また、段ボール箱に保管する場合、段ボール箱の表面に品目を記載し、開封せずとも中に何が保管されているのか分かるようにしておくことも大切です。防災備蓄品の適切な保管方法については、「【企業担当者必見!】防災備蓄品の適切な保管場所と保管の注意点」もご参照ください。
【参考】
【関連コラム】企業における防災備蓄品‐必要量の目安と選定のポイントは?
【関連コラム】防災マニュアルはどのように作る?取り入れるべき内容や作り方のポイント
【関連コラム】BCPマニュアル作成のポイントは?マニュアルが必要な理由と活用方法も紹介
【関連コラム】ローリングストック法とは?企業が実施する際のポイントも解説
【関連コラム】非常食の賞味期限はどのくらい?企業での適切な管理方法も紹介
【関連コラム】【企業担当者必見!】防災備蓄品の適切な保管場所と保管の注意点
防災備蓄品管理の注意点
防災備蓄品の管理にあたって、注意しておくべき点を2つ紹介します。
▶使用期限・賞味期限を管理しやすくする
いざ必要なときに使用期限や賞味期限が切れていて、使えなければ意味がありません。

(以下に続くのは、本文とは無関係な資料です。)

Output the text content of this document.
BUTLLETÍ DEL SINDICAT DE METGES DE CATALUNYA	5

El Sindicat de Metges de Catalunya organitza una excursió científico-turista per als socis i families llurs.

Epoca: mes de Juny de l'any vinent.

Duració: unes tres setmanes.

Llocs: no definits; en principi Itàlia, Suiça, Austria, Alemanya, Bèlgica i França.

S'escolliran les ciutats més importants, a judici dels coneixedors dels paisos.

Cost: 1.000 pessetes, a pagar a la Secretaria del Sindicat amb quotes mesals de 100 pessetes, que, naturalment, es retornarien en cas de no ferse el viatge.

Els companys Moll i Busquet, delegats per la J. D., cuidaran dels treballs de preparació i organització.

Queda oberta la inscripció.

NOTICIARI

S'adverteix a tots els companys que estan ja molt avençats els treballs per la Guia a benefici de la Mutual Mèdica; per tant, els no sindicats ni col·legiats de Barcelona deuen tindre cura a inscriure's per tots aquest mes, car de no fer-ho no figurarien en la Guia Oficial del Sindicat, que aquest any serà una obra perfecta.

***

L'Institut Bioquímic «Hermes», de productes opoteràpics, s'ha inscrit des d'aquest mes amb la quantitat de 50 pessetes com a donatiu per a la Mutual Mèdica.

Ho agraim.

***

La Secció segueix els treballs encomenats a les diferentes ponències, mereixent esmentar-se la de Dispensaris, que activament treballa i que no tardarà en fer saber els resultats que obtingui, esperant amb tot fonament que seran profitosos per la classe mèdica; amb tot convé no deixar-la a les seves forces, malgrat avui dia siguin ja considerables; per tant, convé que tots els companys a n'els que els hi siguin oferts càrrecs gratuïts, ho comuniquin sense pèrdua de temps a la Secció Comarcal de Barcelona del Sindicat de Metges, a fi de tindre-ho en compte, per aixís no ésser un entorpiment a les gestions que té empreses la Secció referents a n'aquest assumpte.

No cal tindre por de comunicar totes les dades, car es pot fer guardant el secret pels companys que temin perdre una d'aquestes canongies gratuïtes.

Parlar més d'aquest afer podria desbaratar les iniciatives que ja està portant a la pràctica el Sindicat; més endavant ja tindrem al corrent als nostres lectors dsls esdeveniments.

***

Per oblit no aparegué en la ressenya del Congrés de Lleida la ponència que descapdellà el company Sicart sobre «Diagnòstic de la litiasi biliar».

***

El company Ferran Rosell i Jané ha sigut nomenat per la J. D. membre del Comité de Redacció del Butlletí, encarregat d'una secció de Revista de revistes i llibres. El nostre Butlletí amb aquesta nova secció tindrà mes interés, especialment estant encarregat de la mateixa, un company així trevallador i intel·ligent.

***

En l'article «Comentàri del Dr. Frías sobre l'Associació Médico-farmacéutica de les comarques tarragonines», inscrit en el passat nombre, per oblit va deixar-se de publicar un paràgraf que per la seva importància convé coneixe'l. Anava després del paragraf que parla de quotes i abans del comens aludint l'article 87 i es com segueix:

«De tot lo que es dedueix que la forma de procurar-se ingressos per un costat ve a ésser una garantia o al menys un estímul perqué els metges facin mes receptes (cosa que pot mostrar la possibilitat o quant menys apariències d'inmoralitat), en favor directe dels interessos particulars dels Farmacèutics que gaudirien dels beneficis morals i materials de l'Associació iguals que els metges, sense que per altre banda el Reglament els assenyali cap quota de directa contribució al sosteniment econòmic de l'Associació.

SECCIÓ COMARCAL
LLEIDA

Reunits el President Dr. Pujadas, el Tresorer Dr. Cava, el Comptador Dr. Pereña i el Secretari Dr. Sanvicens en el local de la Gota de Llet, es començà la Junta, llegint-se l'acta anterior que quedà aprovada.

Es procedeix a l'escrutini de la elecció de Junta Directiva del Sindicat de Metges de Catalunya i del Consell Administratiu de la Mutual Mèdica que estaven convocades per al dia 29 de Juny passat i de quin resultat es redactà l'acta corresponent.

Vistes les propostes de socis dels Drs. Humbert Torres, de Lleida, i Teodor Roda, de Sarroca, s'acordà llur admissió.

段ボール箱の表面に品目とあわせて期限を明記し、ひと目で分かるように管理しておきましょう。
社員の人数が多く防災備蓄品の種類や量が多い場合や、支社や営業所といった複数拠点がある場合などは、防災備蓄品の品目や使用期限・賞味期限などについてまとめたリストを作成し、本社の担当部門が一元管理するのもよいでしょう。
▶保管場所の環境
高温多湿の場所では、防災備蓄品が劣化し使用できなくなることもあります。特に地下にある倉庫に保管する場合、湿度が高いことも多いため注意が必要です。
防災備蓄品の正しい管理は防災への第一歩
大規模災害が発生した際、救援物資が届くまでは自助に頼るほかありません。そのためにも、防災備蓄品を購入して終わりにするのではなく、使用期限の管理や保管場所の確認、万が一のときのための社員への情報共有など、日頃からの管理が重要となります。